A parcialidade dos meios de comunicação social pode decorrer da influência de outros interesses, que não apenas de conteúdo econômico; ela pode decorrer, por exemplo, do regime político adotado em determinado Estado. É conhecida a utilização dos meios de comunicação social para fins de legitimação de regimes políticos autoritários. Sobre esse aspecto, observam Jean Rivero e Hugues Montouh:

Do ponto de vista político, a imprensa é a um só tempo um meio de expressão e um meio de formação de opinião. Os governos autoritários o sabem: seu primeiro cuidado é sujeitar totalmente a imprensa, tanto escrita quanto falada. As democracias o sabem também: o voto popular só tem sentido se o eleitor tem condições de conhecer e de julgar, o que pressupõe ao mesmo tempo uma informação precisa e a livre expressão das tendências entre as quais ele deverá escolher. A liberdade de imprensa é, portanto, característica, a um só tempo, de um regime político e, de modo mais geral, de uma sociedade[11].

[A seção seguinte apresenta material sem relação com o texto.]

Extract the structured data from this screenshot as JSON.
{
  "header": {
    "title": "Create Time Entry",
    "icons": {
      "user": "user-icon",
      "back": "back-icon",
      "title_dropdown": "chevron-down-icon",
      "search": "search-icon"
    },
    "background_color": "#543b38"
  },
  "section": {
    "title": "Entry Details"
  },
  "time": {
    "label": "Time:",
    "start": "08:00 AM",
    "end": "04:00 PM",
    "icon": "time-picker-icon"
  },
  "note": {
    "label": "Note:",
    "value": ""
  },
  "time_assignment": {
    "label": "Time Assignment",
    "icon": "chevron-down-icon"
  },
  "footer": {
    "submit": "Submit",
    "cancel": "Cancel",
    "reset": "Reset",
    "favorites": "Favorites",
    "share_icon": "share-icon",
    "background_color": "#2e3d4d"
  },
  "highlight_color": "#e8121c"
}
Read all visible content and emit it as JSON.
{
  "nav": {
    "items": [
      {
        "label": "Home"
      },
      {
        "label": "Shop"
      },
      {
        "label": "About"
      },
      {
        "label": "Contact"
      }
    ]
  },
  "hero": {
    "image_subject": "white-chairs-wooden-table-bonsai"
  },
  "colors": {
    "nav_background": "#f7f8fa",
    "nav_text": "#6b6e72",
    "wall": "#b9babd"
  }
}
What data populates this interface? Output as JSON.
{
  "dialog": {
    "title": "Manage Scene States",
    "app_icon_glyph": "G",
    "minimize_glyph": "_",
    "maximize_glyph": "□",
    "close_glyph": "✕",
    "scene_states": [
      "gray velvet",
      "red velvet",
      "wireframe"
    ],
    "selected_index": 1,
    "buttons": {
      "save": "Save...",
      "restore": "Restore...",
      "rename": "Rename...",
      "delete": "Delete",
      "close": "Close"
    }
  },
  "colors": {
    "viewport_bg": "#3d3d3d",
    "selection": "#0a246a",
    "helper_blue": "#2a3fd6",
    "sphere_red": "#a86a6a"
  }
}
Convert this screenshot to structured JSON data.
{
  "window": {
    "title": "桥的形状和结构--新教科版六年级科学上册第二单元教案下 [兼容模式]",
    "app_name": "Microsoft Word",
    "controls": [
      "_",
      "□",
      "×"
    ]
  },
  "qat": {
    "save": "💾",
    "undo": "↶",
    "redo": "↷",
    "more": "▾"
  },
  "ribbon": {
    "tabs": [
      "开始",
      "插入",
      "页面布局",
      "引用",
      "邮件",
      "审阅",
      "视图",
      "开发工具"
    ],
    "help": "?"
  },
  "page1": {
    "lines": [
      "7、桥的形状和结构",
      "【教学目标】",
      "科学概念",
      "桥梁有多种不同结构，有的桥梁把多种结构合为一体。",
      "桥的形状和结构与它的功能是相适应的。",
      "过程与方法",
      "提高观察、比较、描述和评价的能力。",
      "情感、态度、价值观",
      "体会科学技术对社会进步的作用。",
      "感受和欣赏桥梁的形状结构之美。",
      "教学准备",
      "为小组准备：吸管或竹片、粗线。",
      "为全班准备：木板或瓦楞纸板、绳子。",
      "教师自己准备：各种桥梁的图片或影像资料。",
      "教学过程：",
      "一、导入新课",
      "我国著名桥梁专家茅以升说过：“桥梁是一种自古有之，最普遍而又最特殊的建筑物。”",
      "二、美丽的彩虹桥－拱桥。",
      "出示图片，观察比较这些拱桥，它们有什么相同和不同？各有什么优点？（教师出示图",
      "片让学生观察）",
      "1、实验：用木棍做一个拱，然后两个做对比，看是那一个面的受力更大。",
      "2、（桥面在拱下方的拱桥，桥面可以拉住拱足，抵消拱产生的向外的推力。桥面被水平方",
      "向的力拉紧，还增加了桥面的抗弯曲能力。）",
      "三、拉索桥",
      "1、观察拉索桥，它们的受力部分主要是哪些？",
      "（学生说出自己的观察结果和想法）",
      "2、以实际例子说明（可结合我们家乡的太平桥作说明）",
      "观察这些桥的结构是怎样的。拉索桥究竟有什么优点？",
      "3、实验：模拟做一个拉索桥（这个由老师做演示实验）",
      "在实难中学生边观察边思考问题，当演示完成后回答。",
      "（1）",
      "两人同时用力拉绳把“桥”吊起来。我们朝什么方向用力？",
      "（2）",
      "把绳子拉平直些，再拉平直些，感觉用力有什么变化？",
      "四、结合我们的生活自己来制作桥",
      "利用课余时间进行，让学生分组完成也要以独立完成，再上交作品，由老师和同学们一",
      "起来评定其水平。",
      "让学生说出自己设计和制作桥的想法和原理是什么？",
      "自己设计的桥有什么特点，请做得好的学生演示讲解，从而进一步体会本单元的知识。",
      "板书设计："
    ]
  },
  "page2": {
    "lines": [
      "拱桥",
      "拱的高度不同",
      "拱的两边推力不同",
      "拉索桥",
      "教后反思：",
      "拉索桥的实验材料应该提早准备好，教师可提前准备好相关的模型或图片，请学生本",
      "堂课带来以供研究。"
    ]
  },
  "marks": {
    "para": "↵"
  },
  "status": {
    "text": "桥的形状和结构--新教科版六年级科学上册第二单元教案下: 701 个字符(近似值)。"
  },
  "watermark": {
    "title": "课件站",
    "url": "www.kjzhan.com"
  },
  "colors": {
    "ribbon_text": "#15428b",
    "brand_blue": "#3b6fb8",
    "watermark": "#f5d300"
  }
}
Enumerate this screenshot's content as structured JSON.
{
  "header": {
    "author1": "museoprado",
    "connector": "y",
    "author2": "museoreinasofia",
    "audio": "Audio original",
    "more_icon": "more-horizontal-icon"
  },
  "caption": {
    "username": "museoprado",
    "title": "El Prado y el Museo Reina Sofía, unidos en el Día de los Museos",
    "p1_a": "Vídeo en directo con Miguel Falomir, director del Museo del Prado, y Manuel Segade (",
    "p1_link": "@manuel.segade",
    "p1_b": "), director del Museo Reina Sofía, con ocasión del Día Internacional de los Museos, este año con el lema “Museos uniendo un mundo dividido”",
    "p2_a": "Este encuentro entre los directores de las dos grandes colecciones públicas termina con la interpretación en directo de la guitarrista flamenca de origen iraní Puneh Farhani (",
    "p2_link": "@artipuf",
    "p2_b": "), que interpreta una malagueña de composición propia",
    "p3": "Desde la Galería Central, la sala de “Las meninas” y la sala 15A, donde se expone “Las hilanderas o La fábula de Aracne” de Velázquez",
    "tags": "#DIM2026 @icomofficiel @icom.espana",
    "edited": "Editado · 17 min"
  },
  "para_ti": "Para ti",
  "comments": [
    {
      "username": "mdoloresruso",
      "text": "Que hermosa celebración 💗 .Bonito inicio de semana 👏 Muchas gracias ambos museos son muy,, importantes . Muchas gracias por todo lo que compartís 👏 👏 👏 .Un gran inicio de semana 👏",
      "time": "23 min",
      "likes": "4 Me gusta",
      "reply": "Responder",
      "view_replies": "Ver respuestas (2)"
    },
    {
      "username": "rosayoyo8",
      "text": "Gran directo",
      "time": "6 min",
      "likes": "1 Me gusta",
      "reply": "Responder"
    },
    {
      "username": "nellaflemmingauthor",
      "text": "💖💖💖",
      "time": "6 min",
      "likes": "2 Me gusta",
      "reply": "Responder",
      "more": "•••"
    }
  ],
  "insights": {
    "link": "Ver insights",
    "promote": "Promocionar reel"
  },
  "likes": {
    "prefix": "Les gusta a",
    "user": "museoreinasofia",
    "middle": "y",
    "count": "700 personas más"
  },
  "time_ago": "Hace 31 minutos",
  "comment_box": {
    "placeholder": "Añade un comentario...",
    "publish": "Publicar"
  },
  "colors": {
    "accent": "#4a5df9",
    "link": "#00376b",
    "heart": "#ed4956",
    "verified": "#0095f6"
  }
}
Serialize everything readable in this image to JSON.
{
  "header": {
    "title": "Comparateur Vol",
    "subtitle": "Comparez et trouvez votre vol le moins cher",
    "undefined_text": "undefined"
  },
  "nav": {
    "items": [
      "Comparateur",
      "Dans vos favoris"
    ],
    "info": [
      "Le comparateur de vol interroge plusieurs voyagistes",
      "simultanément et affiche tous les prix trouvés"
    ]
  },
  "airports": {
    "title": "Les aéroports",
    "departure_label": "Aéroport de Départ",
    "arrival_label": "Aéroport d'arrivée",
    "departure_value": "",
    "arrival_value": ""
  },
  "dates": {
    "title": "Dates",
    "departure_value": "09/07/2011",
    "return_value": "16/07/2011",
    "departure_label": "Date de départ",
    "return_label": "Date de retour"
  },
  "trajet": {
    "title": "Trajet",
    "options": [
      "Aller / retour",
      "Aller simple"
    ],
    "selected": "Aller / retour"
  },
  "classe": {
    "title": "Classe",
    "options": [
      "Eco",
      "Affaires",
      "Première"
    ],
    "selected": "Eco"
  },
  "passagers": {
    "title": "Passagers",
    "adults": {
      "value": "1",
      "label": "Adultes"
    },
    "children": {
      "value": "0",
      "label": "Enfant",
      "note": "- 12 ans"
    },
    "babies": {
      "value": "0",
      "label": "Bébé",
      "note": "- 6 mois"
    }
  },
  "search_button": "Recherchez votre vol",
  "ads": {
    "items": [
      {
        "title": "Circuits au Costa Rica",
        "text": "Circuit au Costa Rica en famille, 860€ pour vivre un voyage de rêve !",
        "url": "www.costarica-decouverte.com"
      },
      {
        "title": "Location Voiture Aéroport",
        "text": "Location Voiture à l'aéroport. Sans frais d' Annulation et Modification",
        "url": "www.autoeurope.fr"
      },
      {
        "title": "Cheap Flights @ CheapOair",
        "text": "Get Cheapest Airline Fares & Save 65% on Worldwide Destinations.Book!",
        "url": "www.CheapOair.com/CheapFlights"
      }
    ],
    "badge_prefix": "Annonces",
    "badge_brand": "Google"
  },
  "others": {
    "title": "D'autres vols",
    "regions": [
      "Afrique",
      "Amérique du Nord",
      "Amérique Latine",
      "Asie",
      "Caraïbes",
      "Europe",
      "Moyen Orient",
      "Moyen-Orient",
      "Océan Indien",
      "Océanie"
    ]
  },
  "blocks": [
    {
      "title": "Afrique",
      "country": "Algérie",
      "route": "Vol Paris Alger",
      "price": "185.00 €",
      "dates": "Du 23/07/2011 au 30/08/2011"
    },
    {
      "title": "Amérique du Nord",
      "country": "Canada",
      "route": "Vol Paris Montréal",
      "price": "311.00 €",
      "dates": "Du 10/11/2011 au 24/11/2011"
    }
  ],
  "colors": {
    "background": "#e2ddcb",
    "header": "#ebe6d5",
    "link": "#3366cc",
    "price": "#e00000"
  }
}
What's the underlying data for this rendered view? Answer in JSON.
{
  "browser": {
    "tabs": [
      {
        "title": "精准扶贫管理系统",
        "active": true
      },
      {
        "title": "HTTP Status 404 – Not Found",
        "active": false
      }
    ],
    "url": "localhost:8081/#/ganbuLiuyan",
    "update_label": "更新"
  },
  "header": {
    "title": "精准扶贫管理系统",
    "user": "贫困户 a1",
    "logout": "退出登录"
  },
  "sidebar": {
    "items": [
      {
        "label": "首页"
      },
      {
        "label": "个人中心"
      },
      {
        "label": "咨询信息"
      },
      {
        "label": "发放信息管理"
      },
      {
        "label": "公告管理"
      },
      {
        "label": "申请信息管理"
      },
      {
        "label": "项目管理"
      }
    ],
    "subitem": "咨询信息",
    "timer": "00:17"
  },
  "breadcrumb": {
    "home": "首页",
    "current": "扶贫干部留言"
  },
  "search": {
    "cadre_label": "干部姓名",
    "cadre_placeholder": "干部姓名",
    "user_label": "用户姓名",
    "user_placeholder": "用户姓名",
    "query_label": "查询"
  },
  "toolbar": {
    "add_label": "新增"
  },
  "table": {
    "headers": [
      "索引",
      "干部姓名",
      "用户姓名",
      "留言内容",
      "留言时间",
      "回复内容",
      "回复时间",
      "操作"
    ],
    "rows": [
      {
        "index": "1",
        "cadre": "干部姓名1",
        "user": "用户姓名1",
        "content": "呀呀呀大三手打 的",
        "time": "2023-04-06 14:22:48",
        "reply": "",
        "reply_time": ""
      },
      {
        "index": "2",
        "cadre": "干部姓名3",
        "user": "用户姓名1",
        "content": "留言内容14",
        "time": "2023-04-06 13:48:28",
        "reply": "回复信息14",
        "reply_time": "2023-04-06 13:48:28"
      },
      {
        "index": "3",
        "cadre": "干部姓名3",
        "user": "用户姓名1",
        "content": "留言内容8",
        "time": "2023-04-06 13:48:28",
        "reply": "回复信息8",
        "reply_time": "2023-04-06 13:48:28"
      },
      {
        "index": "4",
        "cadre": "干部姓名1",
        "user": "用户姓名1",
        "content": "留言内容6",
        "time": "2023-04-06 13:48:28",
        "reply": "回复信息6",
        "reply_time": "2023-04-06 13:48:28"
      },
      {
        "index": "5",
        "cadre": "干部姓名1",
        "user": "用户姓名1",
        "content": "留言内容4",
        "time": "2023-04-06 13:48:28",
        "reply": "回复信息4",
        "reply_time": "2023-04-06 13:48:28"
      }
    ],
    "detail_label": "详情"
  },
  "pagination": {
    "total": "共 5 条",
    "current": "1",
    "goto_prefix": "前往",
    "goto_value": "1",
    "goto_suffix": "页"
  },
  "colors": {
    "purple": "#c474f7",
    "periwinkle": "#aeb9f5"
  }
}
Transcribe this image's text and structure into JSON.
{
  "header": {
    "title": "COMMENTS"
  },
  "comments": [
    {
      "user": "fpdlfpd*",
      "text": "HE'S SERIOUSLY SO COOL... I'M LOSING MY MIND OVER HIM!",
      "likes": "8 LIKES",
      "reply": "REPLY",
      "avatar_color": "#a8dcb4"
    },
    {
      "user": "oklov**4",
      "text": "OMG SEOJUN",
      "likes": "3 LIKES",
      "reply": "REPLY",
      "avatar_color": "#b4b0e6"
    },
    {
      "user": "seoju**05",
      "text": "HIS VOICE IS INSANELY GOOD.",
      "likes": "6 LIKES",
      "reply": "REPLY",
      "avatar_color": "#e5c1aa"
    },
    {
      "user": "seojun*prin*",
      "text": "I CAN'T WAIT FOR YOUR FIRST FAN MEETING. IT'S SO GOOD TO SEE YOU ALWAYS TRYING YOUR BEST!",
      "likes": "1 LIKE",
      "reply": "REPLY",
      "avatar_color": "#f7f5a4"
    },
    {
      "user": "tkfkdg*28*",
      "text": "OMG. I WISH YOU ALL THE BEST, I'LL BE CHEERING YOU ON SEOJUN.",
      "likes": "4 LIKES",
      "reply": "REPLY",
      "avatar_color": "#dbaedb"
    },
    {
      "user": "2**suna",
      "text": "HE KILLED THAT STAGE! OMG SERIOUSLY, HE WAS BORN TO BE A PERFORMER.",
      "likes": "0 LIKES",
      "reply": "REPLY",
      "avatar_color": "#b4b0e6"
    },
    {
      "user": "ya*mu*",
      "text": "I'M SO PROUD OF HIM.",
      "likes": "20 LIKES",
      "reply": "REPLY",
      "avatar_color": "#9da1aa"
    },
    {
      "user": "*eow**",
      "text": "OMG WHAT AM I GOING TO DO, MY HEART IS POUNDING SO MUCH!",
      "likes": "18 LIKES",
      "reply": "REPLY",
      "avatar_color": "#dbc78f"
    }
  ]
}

Eventual parcialidade da imprensa pode ser, em suma, consciente ou inconsciente. Esta decorre de um impulso natural do ser humano, em analisar os fatos segundo a sua visão de mundo; aquela decorre de atividade deliberada, omitindo, distorcendo ou criando notícias, no intuito de intencionalmente interferir na formação da opinião[12].

Não há dúvidas, apesar disso, de que a participação da imprensa no processo democrático é de fundamental importância[13]. A imprensa exerce esse papel de transmitir ao público os fatos, em regra acompanhados de sua interpretação ou de suas críticas; quando livre, a imprensa apresenta alternativas de interpretação aos fatos (inclusive, alternativa à versão estatal[14]), permitindo à população o pleno desenvolvimento de um pensamento crítico. Algumas condições devem ser alcançadas para que a imprensa cumpra efetivamente o seu papel de suporte do regime democrático.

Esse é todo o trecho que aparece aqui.